Fourth step is to post the button click so that the file is streamed in the response…

form_values = {
    'ctl00$MainContent$rblArea''CityWide', 
    'ctl00$MainContent$ddlMonth': month_str,
    'ctl00$MainContent$ddlYear': year_str, 
    'ctl00$MainContent$ddlCrimeType''AllCrime', 
    'ctl00$MainContent$btnDownload''Download CSV',
    '__VIEWSTATE': viewstate,
    '__VIEWSTATEGENERATOR': viewstategen,
    '__EVENTVALIDATION': eventvalidation
}
#download the results as plain text or return nothing
response = requests.post(post_url,headers=headers, data=form_values)
if response.status_code == 200:
    print(' -> Success')
    return response.text
else:
    print(' -> Failure Code: '+str(response.status_code))
    return None

Fifth step is to upload the results into a cloud storage bucket…

print('Saving data')
print(' -> Opening bucket: ' + bucket_name)
client = storage.Client()
bucket = client.get_bucket(bucket_name)
blobName = bucket_folder + "/" + datetime.datetime.today().strftime('%Y%m%d%H%M%S')+'.csv'
print(' -> Creating blob: ' + blobName)
blob = bucket.blob(blobName)
print(' -> Uploading blob content')
blob.upload_from_string(data, content_type='text/plan')
print(' -> Blob Saved with '+str(len(data.splitlines()))+' rows')

Last step is to put them into functions and sequence the actions after invocation…

def main():
    print("Getting Data")
    data = getData()
    if data is None:
        print("Error getting data")
    else:
        saveData(data)
 
#use local credentials if present
credFile = os.getcwd() + "\\credentials.json"
if os.path.isfile(credFile):
    os.environ["GOOGLE_APPLICATION_CREDENTIALS"] = credFile
 
main()

Now to run it and see what happens….

Success! Now I want to create a cloud function that implements this script.

Creating a Cloud Function

Instead of putting the script onto a compute instance I’d like to put it into a cloud function. In the dialog I just need to select the Python 3.7 run-time and ensure the requirements include the two key external libraries (google cloud storage and beautifulsoup).
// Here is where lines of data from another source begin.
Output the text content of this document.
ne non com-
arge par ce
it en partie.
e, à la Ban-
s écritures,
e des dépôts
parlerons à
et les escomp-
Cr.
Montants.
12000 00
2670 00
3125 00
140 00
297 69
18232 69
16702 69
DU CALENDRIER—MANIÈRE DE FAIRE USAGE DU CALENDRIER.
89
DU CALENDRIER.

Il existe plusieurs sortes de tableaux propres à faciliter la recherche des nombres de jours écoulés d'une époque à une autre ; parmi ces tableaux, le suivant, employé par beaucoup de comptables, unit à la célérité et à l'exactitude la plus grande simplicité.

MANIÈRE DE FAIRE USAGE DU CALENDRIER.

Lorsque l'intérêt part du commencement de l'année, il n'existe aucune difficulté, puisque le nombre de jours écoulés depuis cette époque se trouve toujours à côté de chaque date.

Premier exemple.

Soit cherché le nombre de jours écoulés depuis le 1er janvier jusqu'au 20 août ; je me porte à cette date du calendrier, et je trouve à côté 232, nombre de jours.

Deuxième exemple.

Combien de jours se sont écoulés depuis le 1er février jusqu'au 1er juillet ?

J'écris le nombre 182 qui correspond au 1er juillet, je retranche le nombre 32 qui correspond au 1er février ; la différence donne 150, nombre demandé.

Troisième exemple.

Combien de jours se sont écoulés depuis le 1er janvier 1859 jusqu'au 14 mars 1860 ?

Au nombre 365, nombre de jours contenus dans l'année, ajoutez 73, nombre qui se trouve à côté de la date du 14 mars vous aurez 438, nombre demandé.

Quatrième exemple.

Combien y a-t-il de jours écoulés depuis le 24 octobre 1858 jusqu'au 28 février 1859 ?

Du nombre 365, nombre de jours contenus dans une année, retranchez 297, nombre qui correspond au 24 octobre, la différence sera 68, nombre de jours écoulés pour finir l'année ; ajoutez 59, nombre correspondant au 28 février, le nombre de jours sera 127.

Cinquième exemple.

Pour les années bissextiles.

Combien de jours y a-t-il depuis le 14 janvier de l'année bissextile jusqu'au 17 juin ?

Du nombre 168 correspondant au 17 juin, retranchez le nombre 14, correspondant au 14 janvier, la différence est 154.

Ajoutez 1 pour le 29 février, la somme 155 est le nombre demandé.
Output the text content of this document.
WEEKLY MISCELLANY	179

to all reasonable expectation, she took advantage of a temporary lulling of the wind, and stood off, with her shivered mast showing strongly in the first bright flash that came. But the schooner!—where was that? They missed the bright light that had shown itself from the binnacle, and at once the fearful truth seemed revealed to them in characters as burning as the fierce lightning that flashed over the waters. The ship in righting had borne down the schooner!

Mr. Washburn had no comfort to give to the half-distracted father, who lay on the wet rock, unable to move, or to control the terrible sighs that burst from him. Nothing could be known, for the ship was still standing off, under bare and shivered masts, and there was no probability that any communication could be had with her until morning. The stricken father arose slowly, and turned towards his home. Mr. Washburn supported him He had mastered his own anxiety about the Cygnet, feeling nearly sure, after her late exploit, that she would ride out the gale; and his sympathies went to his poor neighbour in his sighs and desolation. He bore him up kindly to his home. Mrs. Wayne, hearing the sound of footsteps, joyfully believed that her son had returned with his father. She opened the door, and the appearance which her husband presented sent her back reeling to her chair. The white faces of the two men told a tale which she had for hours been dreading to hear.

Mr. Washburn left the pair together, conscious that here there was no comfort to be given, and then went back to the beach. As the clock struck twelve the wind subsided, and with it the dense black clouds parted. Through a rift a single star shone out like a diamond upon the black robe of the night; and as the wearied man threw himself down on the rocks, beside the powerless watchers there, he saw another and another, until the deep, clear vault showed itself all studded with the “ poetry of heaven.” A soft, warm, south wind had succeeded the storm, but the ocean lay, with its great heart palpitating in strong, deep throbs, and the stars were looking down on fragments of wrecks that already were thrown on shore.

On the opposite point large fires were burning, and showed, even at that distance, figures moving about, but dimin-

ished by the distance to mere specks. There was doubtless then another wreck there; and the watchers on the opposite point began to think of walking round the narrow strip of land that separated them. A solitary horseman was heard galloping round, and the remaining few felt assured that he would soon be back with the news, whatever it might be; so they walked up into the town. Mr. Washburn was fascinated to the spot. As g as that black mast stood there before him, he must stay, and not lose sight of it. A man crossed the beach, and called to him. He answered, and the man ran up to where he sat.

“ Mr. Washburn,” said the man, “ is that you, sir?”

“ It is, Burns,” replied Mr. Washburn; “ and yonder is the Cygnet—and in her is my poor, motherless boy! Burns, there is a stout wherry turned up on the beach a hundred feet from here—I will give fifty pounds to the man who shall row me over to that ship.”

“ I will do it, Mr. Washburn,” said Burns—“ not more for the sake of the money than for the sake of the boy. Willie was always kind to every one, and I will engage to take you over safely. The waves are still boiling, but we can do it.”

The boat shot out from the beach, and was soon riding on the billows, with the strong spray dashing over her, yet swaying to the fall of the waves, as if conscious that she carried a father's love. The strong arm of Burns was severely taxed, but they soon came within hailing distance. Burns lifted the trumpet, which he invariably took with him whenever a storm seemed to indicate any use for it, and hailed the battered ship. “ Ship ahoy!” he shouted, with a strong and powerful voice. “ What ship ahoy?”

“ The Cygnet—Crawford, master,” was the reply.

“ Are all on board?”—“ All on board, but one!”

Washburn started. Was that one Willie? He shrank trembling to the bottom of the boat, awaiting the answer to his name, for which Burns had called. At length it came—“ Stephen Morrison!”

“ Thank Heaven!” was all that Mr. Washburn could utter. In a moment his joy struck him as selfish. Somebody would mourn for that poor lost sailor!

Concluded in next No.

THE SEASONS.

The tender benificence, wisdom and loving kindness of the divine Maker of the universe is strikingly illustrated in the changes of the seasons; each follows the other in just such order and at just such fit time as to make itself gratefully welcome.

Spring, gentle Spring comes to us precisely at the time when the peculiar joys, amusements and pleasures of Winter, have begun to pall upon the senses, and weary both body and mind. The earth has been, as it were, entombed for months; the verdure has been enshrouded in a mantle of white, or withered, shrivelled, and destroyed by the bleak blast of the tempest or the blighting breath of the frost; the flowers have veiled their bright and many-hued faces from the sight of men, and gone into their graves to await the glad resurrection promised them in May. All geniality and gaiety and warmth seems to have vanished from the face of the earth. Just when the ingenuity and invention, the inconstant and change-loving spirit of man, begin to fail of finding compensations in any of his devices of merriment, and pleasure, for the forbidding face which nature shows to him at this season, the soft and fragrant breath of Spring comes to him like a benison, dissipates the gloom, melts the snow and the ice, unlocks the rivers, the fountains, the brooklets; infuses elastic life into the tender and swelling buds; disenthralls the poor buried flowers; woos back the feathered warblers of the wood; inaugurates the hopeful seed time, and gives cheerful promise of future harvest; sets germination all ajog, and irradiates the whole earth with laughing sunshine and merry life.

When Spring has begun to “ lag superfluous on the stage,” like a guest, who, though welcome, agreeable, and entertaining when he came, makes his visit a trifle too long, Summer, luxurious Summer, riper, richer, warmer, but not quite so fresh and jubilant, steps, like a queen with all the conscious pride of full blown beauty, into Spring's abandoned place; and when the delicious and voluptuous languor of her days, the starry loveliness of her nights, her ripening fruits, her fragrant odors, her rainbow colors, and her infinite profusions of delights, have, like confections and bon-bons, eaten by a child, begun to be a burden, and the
The default method in the main.py file specifies that one parameter will be passed in. So when I paste in my script I just need to update the main method to take one parameter. I won’t use it for anything, but if I don’t include it I’ll get an error in Stackdriver upon invocation. Then the last thing to do is to change the function to execute to “main”…

Scheduling the script

When I created the Orlando data pipeline there was no simple way to create cron/scheduler jobs to run within the Google Cloud Platform. At that time it made sense to use the micro instance for both the scheduling and scraping of content. Now, though, Cloud Scheduler has been released for General Availability and comes with up to three jobs for free each month.

To get started you just have to search for the product…

After you click Create Job you’ll see the form depicted below. The two key things to enter into the form is the Frequency and the Target. I quick check of the crontab.guru gives me the appropriate schedule pattern value. The target gets set to HTTP, the URL is the address of cloud function, POST is the HTTP Method, and a valid json object is put into the body (in this case just an empty object).

After saving I clicked “Run now” and waited until there was a success result, as shown below.

When I go check the storage bucket I do indeed see the file!

Data Studio

Before doing anything with Dataflow I can quickly mount this CSV into Data Studio to play with it. I’ll use the GCS connector and point to the bucket & sub-folder. Note the checkbox for using all of the files in the folder.

Once connected I can see that it’s messing up the schema for the beat…

I’ll have to fix that by converting it to a text field. Then I can save it and add a new Time Series chart. For some reason it tries to sum up the report number field, which yields counts in the millions.

I can fix this by modifying the schema and creating a new calculated field that performs a distinct count on the report number. Doing this will also ensure that any counts exclude duplicates (which will happen if I’m downloading every day). Ultimately this should be resolved in a Data Flow job.